Funny how Mathcad and MATLAB eventually trumped Mathematica in sales , … I have always wondered if GNU Octave really works as well.
A brief comparison between MatLab and Octave can be found here: MATLAB Programming/Differences between Octave and MATLAB
I don’t have much experience of either, but you cannot beat the price of Octave. Then there is the Julia language that wants to compete in that space, offering better performance.
I am not particularly enthused by MATLAB but I can tell you that among professional engineers building the chips and firmware we all rely on you can often find an almost religious attachment to it. I suspect this is due to a combination of good marketing and excellent support that goes along with the high price. Craftsmen also become attached to their tools.
When I was choosing development software for a project some years ago I chose not to go with MATLAB even though many of the experienced hands we were looking to hire were wary of alternatives. The dilemma was solved when the project was cancelled.
Didn’t there use to be a dedicated chip design S/W package (the name escapes me) that was used (circa 1990s)? If so, did MATLAB replace it?
There is advice that the best tools are the ones that the users are familiar and comfortable with. Unless there are strong reasons to learn a new tool, or language, it pays to stick with what your team knows.
MATLAB wasn’t used to design the hardware as such. Nowadays many chips are full of software (firmware) and processors rather than relying solely on gate logic. This allows them to be made more sophisticated, reliable and even upgradable over the internet. Modern digital appliances have a surprising number of processors inside even if they’re almost entirely invisible to the user.

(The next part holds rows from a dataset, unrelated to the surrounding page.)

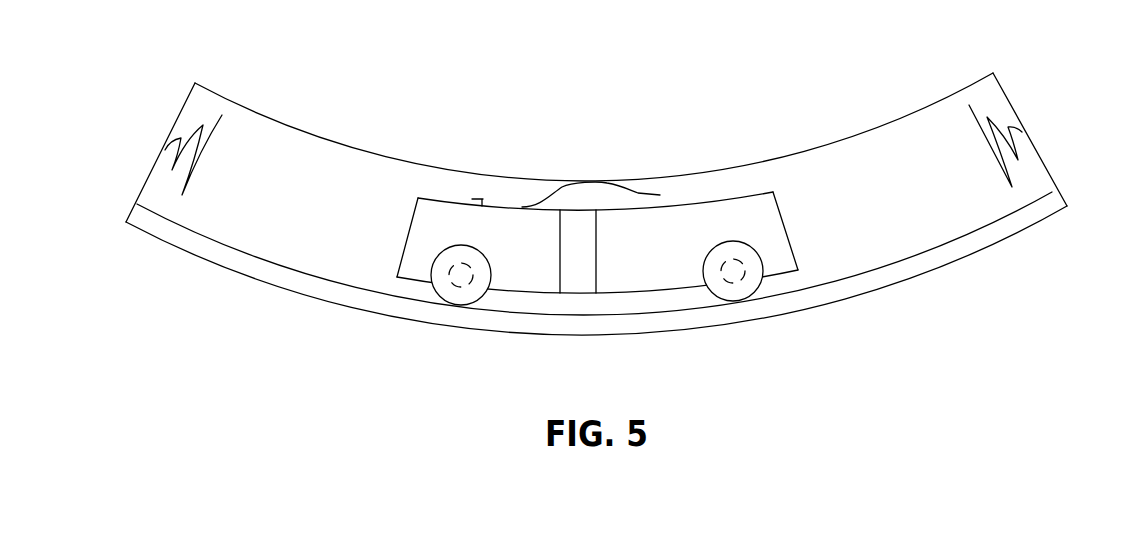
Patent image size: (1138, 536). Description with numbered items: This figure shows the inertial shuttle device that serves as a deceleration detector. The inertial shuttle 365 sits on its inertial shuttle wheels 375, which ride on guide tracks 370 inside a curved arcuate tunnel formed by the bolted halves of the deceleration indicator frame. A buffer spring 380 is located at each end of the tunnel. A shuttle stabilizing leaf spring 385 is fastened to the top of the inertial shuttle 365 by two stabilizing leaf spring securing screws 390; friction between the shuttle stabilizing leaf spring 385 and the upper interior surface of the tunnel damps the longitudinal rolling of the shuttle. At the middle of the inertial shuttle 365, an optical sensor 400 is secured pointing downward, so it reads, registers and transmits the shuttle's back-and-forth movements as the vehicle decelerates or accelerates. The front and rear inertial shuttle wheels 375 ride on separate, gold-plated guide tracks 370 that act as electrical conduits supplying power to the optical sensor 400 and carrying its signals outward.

The inertial shuttle 365 is at (447, 198).
The guide tracks 370 is at (240, 252).
The inertial shuttle wheels 375 is at (457, 265).
The buffer spring 380 is at (172, 138).
The shuttle stabilizing leaf spring 385 is at (571, 183).
The stabilizing leaf spring securing screws 390 is at (504, 205).
The optical sensor 400 is at (570, 210).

Regarding tools, true professionals don’t fall into ruts. They learn and adapt or become obsolete as fast as the technology they work with.

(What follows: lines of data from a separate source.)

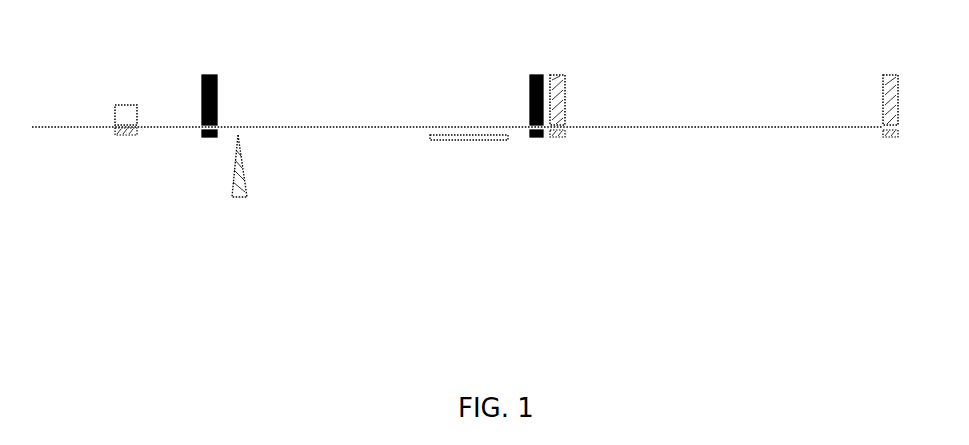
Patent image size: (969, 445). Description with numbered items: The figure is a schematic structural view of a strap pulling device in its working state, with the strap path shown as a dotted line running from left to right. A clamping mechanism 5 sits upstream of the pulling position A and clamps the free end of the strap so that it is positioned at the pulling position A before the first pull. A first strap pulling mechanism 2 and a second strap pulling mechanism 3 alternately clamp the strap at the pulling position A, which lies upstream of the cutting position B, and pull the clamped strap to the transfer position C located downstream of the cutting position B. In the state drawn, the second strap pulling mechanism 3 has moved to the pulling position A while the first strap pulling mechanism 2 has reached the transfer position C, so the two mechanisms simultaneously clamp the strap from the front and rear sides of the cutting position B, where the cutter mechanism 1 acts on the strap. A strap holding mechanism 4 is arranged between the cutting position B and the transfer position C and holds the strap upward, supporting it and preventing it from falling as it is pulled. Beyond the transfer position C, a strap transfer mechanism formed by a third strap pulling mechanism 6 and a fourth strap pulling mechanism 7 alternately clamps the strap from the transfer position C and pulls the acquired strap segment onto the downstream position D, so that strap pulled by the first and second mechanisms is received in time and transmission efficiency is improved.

The cutter mechanism 1 is at (232, 197).
The first strap pulling mechanism 2 is at (530, 82).
The second strap pulling mechanism 3 is at (212, 75).
The strap holding mechanism 4 is at (468, 140).
The clamping mechanism 5 is at (120, 114).
The third strap pulling mechanism 6 is at (558, 93).
The fourth strap pulling mechanism 7 is at (893, 100).
The pulling position A is at (203, 143).
The cutting position B is at (250, 137).
The transfer position C is at (537, 145).
The downstream position D is at (895, 145).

I was one of the Singer engineers that Al Jackson mentioned in his article about the LMS, and it brought back many memories. The LMS simulation was written in Honeywell DDP-224 machine language. “Programmers” had to convert our flow charts into code for us “Engineers.” We always worked in pairs. We started using Fortran when we converted the LMS to the CPES, a testbed Shuttle sim. A Boolean was a variable that was either true or false represented as 0 or 1. An example might be “On the lunar surface?” is either true or false. I remember the incident where that boolean did not get set and we sunk into the moon. But I do not remember the gorgeous lady working on LMS during Apollo. Maybe Al Jackson can remind me!